Aberdeen Asset Management Plc, Scotland’s largest money manager, lost 5.7 percent after Morgan Stanley downgraded the shares. Standard Chartered Plc and HSBC Holdings Plc each dropped at least 2 percent as a gauge of banking stocks in the Stoxx Europe 600 Index retreated the most since August.
The FTSE 100 fell 109.54 points, or 1.6 percent, to 6,663.74 at the close of trading in London, bringing its drop for the week to 2.4 percent after two consecutive weekly gains. The broader FTSE All-Share Index lost 1.6 percent today, and Ireland’s ISEQ Index declined 2.1 percent.
“International factors are impacting on the U.K. market as we see a renewed rout across emerging economies,” Jeremy Batstone-Carr, head of research at Charles Stanley & Co. in London, said in a telephone interview. “Investors look to be taking some risk off the table.”

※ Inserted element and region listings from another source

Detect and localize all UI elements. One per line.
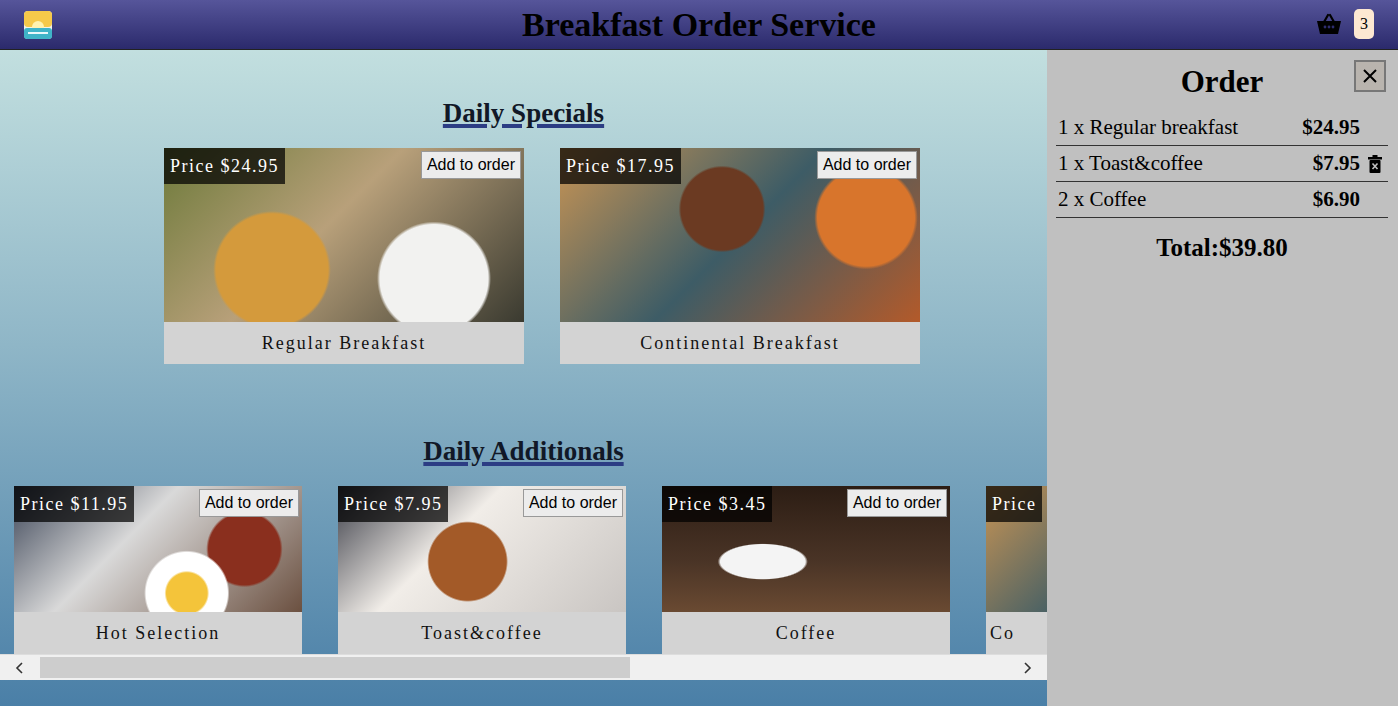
menu-card: Price $11.95 Add to order Hot Selection [14, 486, 302, 654]
close-icon [1362, 68, 1378, 84]
menu-card: Price Co [986, 486, 1047, 654]
menu-card: Price $7.95 Add to order Toast&coffee [338, 486, 626, 654]
menu-card: Price $24.95 Add to order Regular Breakfas… [164, 148, 524, 364]
sunrise-logo-icon [24, 11, 52, 39]
header: Breakfast Order Service 3 [0, 0, 1398, 50]
scroll-track [40, 655, 1007, 680]
card-label: Regular Breakfast [164, 322, 524, 364]
scroll-right-button[interactable] [1007, 655, 1047, 680]
price-tag: Price [986, 486, 1042, 522]
menu-section: Daily Additionals Price $11.95 Add to orde… [0, 364, 1047, 680]
order-line: 2 x Coffee$6.90 [1056, 182, 1388, 218]
price-tag: Price $24.95 [164, 148, 285, 184]
order-line: 1 x Toast&coffee$7.95 [1056, 146, 1388, 182]
order-line-price: $7.95 [1313, 151, 1360, 176]
card-row: Price $24.95 Add to order Regular Breakfas… [0, 148, 1047, 364]
cart-button[interactable]: 3 [1316, 9, 1374, 39]
card-row: Price $11.95Add to orderHot SelectionPri… [0, 486, 1047, 654]
menu-area: Daily Specials Price $24.95 Add to order Re… [0, 50, 1047, 706]
order-panel: Order1 x Regular breakfast$24.951 x Toas… [1047, 50, 1398, 706]
chevron-right-icon [1022, 662, 1032, 674]
menu-card: Price $3.45 Add to order Coffee [662, 486, 950, 654]
order-title: Order [1056, 64, 1388, 100]
order-line-label: 1 x Regular breakfast [1056, 115, 1302, 140]
price-tag: Price $17.95 [560, 148, 681, 184]
order-line-label: 2 x Coffee [1056, 187, 1313, 212]
add-to-order-button[interactable]: Add to order [847, 489, 947, 517]
card-label: Coffee [662, 612, 950, 654]
order-line-price: $6.90 [1313, 187, 1360, 212]
order-line-price: $24.95 [1302, 115, 1360, 140]
scroll-left-button[interactable] [0, 655, 40, 680]
add-to-order-button[interactable]: Add to order [421, 151, 521, 179]
trash-icon[interactable] [1368, 155, 1382, 173]
order-line-label: 1 x Toast&coffee [1056, 151, 1313, 176]
section-title: Daily Specials [0, 98, 1047, 128]
menu-section: Daily Specials Price $24.95 Add to order Re… [0, 50, 1047, 364]
order-total: Total:$39.80 [1056, 234, 1388, 262]
scroll-thumb[interactable] [40, 657, 630, 678]
price-tag: Price $11.95 [14, 486, 134, 522]
card-label: Co [986, 612, 1047, 654]
app-title: Breakfast Order Service [522, 8, 876, 42]
add-to-order-button[interactable]: Add to order [523, 489, 623, 517]
order-line: 1 x Regular breakfast$24.95 [1056, 110, 1388, 146]
section-title: Daily Additionals [0, 436, 1047, 466]
card-label: Continental Breakfast [560, 322, 920, 364]
page: Breakfast Order Service 3 Daily Specials Pr… [0, 0, 1398, 706]
remove-slot [1360, 155, 1388, 173]
basket-icon [1316, 13, 1342, 35]
card-label: Toast&coffee [338, 612, 626, 654]
price-tag: Price $7.95 [338, 486, 448, 522]
main-area: Daily Specials Price $24.95 Add to order Re… [0, 50, 1398, 706]
chevron-left-icon [15, 662, 25, 674]
menu-card: Price $17.95 Add to order Continental Brea… [560, 148, 920, 364]
horizontal-scrollbar[interactable] [0, 654, 1047, 680]
order-lines: 1 x Regular breakfast$24.951 x Toast&cof… [1056, 110, 1388, 218]
price-tag: Price $3.45 [662, 486, 772, 522]
close-button[interactable] [1354, 60, 1386, 92]
cart-count-badge: 3 [1354, 9, 1374, 39]
card-label: Hot Selection [14, 612, 302, 654]
add-to-order-button[interactable]: Add to order [817, 151, 917, 179]
add-to-order-button[interactable]: Add to order [199, 489, 299, 517]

The FTSE 100 rallied 14 percent last year, with its valuation reaching a four-year high. The gauge trades at 13 times the projected earnings of its members, compared with the five-year average of 11.5, according to data compiled by Bloomberg. The FTSE 100 ended 2013 with a valuation of 14.1.
“Equity markets have performed fantastically well in the weeks surrounding the turn of the year,” Marc Kimsey, a trader at Accendo Markets Ltd. in London, wrote in an e-mail. “This latest contraction and subsequent profit-taking should be welcomed as an opportunity to take advantage of discounted prices.”
Aberdeen dropped 5.7 percent to 397.3 pence after Morgan Stanley downgraded the shares to underweight from equal weight, meaning investors should sell the stock. The brokerage cited worsening fund performance and challenging emerging-market fundamentals. The MSCI Emerging Markets Index lost 1.4 percent today, heading for its biggest weekly loss since November.
Standard Chartered, which got almost three-quarters of its earnings from Asia in 2012, retreated 2.6 percent to 1,309.5 pence. HSBC, Europe’s biggest bank by market value, fell 2 percent to 645.9 pence.
Fresnillo Plc, a producer of gold and silver, advanced 1.5 percent to 792 pence. Randgold Resources Ltd. climbed 1.1 percent to 4,233 pence. Gold futures headed for the longest run of weekly gains since September 2012.